Self compassion

I’m just doing a quick survey to find out who says loving things to themselves inside their head 24/7? Anyone? Anyone?! Yep, us crazy humans are pretty hard on ourselves. 

These days it’s relatively easy to learn what we should eat, how we should exercise, ways to sustain our physical health, but we still have very little knowledge or guidance on how to be well in our mind. Since the start of 2020, stress has taken on a whole new meaning and finding a way to navigate the negative thoughts in our heads has become even more important. 

At a recent Red Tent Circle we talked about the ground breaking work of Dr Kristen Neff on self compassion. I’d highly recommend her TedTalk and the brilliant exercises she shares that can help us build up a practice of self compassion. 
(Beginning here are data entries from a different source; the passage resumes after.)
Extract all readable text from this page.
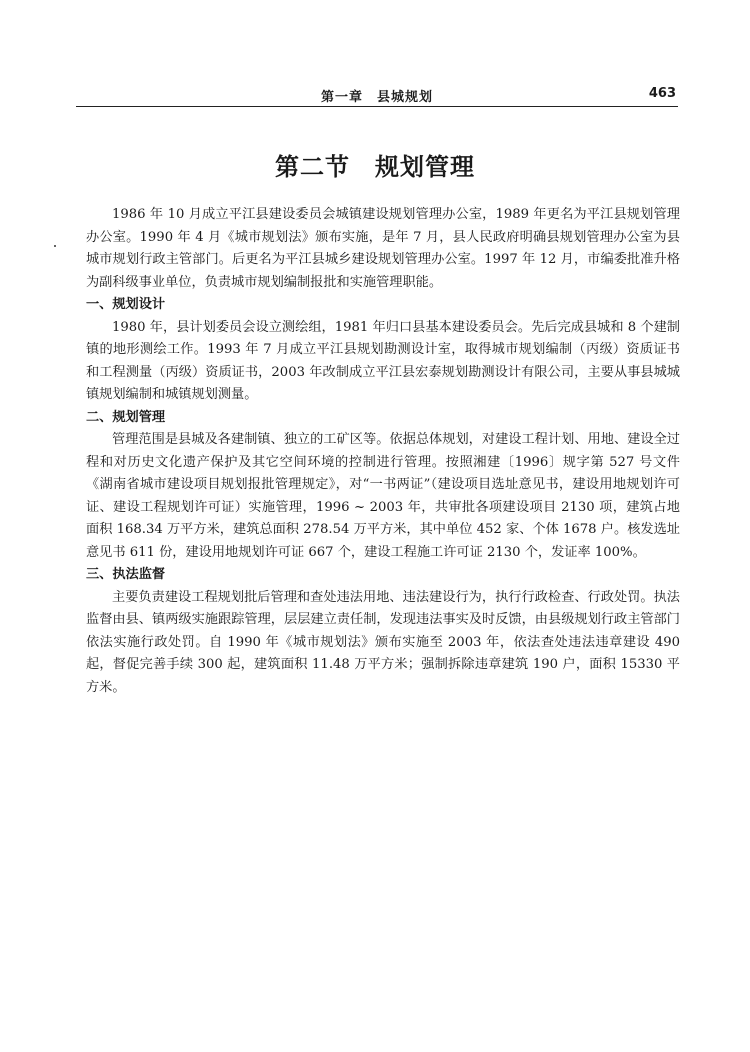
第一章　县城规划	463
第二节　规划管理

1986 年 10 月成立平江县建设委员会城镇建设规划管理办公室，1989 年更名为平江县规划管理办公室。1990 年 4 月《城市规划法》颁布实施，是年 7 月，县人民政府明确县规划管理办公室为县城市规划行政主管部门。后更名为平江县城乡建设规划管理办公室。1997 年 12 月，市编委批准升格为副科级事业单位，负责城市规划编制报批和实施管理职能。

一、规划设计

1980 年，县计划委员会设立测绘组，1981 年归口县基本建设委员会。先后完成县城和 8 个建制镇的地形测绘工作。1993 年 7 月成立平江县规划勘测设计室，取得城市规划编制（丙级）资质证书和工程测量（丙级）资质证书，2003 年改制成立平江县宏泰规划勘测设计有限公司，主要从事县城城镇规划编制和城镇规划测量。

二、规划管理

管理范围是县城及各建制镇、独立的工矿区等。依据总体规划，对建设工程计划、用地、建设全过程和对历史文化遗产保护及其它空间环境的控制进行管理。按照湘建〔1996〕规字第 527 号文件《湖南省城市建设项目规划报批管理规定》，对“一书两证”（建设项目选址意见书，建设用地规划许可证、建设工程规划许可证）实施管理，1996 ~ 2003 年，共审批各项建设项目 2130 项，建筑占地面积 168.34 万平方米，建筑总面积 278.54 万平方米，其中单位 452 家、个体 1678 户。核发选址意见书 611 份，建设用地规划许可证 667 个，建设工程施工许可证 2130 个，发证率 100%。

三、执法监督

主要负责建设工程规划批后管理和查处违法用地、违法建设行为，执行行政检查、行政处罚。执法监督由县、镇两级实施跟踪管理，层层建立责任制，发现违法事实及时反馈，由县级规划行政主管部门依法实施行政处罚。自 1990 年《城市规划法》颁布实施至 2003 年，依法查处违法违章建设 490 起，督促完善手续 300 起，建筑面积 11.48 万平方米；强制拆除违章建筑 190 户，面积 15330 平方米。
Dr Neff says that self compassion is not a way of judging ourselves positively, it’s a way of relating to ourselves kindly, embracing ourselves as we are: flaws and all. She says self compassion has three parts – self-kindness; recognising our place in the shared, imperfect human experience; and mindfulness. 

Research shows that self compassion benefits every part of our health – our mental wellbeing, increased heart rate variability and reduced inflammation. So there’s lots of reasons we need to dabble in this self compassion malarkey and here are some ways we can be kinder to ourselves:

  • Tracking your cycle – acknowledging your cyclical nature is the ultimate act of kindness
  • Positive self talk – speak to yourself the way you speak to someone you love
  • Giving yourself an encouraging word – “oh I did that well” or “every day I’m learning and getting better”
  • Congratulate yourself at the end of the day as you lay down to sleep, rather than making lists of things you didn’t do

Every day we need to work on turning down the volume of your inner critic and cranking up the self love.